On the second day, we decided to stay close to the area around Shibuya. We hopped on the Yamanote Line and went one stop over to Ebisu (恵比寿). Known as the God of Fishermen and Luck, Ebisu is a popular divinity in Japanese mythology. It was then used by Japan Beer Brewery Company to come up with the brand of Yebisu Beer back in 1890. Established their production facilities near Meguro, Yebisu Beer is one of the oldest beer brand in Japan. In the modern era, the train station and the surrounding community was named after the brewery as Ebisu. In 1988, the beer brewery were moved to a new location. The original brewery site at Ebisu was then transformed into a commercial complex consisted of office towers, retail, and museums known as the Yebisu Garden Place. The Western architectural style create a unique atmosphere, attracting young couples and the local community to dine, shop and relax.
Many tourists go to Yebisu Garden Place to visit the Museum of Yebisu Beer. We came specifically to visit Tokyo Photographic Art Museum (TOP Museum). Opened in 1995, the museum is known as the only public museum in Japan dedicated to photography. The museum has recently gone through two years of extensive renovations. Three wall display of world famous photographs marked the museum entrance at the end of a colonnade. Three exhibitions were on and we opted to see them all. The first one was “20 Year Anniversary TOP Collection: Scrolling Through Heisei Part 1”, a selection of works taken by Japanese photographers during the present Heisei era (平成). The second was Museum Bhavan by Dayanita Singh, a renowned female photographer who captures the various faces and colours of the magnificently complicated Indian society. The third was World Press Photo 17, the annual award event to compliment a selection of works by the world’s photojournalists in the past year.
The Yebisu Garden Place offers a lot of pleasant public spaces for the community of Ebisu.
Two traditional red brick buildings mark the entrance plaza of Yebisu Garden Place.
Many people arrived at Yebisu Garden Place about the same time as we did, probably going to work.
We arrived at Yebisu Garden Place in the morning at around 9am. We had breakfast at one of the cafe near the entrance of Yebisu Garden Place.
The interior of the cafe was causal and sleek.
Across from the cafe, the Yebisu Beer Museum offers visitors a glimpse of the history of Japanese beer. While a Mitsukoshi department store occupies the opposite side of the entrance square.
A barrel vault atrium and a gentle ramp frame the central axis of Yebisu Garden Place, with the Chateau Restaurant Joël Robuchon at the terminus.
We then walked under the canopy to the airy Central Square.

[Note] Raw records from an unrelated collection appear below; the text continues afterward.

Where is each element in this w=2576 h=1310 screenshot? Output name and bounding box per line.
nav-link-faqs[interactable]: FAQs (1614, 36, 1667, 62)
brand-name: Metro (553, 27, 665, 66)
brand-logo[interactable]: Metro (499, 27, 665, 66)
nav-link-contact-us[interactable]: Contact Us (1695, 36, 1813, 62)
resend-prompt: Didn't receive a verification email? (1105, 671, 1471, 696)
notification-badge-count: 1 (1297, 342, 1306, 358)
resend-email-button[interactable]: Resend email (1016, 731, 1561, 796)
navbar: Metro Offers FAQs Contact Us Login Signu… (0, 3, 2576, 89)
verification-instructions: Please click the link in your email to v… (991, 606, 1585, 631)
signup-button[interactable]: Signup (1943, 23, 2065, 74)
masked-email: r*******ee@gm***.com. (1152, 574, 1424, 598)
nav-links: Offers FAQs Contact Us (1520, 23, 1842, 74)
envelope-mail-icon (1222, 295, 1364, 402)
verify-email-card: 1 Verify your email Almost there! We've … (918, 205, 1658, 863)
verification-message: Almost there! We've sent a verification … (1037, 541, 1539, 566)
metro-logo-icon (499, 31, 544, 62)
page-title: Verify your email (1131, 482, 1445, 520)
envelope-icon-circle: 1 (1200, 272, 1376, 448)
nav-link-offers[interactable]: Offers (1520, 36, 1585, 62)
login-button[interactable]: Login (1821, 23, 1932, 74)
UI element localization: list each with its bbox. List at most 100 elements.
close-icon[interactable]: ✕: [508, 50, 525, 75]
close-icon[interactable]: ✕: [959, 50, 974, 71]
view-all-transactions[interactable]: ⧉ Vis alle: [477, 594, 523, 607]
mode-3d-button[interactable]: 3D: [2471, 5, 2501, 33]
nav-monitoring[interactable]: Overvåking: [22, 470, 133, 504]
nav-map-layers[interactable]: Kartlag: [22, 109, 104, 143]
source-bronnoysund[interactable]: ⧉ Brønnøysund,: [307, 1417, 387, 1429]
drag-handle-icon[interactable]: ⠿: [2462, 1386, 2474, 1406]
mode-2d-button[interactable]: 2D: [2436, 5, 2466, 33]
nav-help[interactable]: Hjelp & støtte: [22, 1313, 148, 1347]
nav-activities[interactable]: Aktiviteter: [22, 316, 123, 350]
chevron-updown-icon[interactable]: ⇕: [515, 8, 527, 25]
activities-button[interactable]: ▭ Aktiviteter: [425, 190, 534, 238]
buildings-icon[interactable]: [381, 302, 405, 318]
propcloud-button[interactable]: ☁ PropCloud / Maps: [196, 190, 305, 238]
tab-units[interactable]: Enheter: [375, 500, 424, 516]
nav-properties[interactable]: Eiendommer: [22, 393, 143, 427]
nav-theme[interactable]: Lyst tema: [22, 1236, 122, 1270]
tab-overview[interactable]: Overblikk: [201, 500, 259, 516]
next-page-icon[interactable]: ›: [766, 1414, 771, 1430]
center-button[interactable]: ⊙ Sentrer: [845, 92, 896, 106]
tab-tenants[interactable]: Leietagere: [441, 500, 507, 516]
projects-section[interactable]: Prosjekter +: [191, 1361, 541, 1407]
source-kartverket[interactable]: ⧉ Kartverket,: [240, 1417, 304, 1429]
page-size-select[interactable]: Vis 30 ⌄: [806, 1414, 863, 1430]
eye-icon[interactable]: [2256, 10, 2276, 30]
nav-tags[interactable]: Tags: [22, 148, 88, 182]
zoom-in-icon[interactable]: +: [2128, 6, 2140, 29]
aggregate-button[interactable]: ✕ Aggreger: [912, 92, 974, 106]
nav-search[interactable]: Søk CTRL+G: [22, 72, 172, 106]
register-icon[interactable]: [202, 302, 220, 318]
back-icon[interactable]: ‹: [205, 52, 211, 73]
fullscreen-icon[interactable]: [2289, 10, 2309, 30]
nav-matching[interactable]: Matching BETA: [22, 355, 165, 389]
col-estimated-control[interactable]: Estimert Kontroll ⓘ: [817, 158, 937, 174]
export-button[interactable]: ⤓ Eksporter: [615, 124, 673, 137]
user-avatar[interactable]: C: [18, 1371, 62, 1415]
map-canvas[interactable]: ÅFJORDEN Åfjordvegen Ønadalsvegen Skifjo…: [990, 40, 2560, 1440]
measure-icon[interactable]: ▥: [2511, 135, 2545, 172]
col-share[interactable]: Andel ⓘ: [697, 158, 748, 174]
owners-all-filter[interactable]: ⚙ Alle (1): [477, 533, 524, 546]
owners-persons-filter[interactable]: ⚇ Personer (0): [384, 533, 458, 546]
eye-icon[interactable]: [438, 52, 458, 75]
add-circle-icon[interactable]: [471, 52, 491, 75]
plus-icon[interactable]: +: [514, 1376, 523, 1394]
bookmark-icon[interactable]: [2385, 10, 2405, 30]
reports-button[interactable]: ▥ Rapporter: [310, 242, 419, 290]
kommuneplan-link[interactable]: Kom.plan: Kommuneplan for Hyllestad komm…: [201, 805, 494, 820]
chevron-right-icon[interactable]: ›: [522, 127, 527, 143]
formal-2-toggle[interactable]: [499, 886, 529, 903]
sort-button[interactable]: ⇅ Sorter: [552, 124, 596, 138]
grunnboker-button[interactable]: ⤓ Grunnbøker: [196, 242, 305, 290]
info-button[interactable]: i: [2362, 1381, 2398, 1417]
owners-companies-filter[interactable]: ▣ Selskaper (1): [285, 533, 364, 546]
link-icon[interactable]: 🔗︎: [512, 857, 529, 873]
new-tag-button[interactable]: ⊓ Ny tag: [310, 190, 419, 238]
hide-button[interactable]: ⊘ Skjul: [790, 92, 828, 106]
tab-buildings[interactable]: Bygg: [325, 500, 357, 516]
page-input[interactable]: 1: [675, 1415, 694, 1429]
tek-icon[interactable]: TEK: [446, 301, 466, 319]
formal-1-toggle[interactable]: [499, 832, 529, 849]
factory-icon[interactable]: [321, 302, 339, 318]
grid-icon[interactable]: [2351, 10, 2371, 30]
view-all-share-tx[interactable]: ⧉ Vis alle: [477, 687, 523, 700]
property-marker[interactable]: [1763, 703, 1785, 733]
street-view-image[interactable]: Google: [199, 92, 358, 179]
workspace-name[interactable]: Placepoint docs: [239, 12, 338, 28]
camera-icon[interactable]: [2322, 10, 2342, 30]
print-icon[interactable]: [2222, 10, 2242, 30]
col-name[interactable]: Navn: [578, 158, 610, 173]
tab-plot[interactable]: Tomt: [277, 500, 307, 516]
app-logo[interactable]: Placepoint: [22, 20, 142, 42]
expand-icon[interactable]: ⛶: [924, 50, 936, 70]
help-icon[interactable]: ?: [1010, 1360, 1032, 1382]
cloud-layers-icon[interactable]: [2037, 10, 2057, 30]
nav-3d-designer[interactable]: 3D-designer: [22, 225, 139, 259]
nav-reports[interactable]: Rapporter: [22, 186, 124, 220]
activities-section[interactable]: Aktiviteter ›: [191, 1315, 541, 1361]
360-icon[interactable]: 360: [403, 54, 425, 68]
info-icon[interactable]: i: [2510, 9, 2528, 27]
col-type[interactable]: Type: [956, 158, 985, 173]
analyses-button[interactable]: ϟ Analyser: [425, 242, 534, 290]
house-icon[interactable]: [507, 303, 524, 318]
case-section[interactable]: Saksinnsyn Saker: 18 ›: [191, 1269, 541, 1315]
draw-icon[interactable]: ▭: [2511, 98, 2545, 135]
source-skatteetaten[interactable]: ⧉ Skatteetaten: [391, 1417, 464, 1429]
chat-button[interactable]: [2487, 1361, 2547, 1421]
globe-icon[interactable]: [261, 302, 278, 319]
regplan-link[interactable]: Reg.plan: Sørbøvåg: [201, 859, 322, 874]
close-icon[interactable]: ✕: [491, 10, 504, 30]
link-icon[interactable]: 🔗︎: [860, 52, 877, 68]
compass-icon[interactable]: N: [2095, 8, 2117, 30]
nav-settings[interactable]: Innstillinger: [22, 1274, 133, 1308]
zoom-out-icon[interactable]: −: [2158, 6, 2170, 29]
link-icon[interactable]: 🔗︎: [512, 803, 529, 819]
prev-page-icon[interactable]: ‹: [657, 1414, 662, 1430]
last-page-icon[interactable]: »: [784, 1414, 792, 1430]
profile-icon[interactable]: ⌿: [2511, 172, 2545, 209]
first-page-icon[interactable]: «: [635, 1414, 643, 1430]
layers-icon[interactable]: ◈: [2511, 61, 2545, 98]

The design of Yebisu Garden Place is dominated by classical layout and axial arrangement.
Classical architectural elements include the colonnades that appear in a number of locations in the complex.
At the Central Square, there were benches painted with playful patterns that marked the 20th anniversary of the complex.
Yebisu Garden Place is frequented with locals. We saw a few who came dressed in traditional garments.
The Chateau Restaurant Joël Robuchon is a famous luxurious venue in the area of Ebisu.
Our main reason coming to Yebisu Garden Place was the TOP Museum (Tokyo Photographic Art Museum), formerly known as the Tokyo Metropolitan Museum of Photography.
The entrance colonnade of the TOP Museum offers visitors a pleasant approach.
Shōji Ueda (植田正治)’s Sand Dune and My Wife III (妻のいる砂丘風景III) , an iconic Robert Capa’s D-Day shots, and Robert Doisneau’s Le baiser de l’hotel de ville (Kiss by the Hotel de Ville) provide a dramatic setting for the museum entrance.
We stayed at the museum for about two hours, seeing three exhibitions including “20 Year Anniversary TOP Collection: Scrolling Through Heisei Part 1”, Dayanita Singh’s Museum Bhavan, and World Press Photo 17. The TOP Museum is a fantastic cultural institution for anyone who love photography. It offers temporary exhibitions on four levels of museum spaces.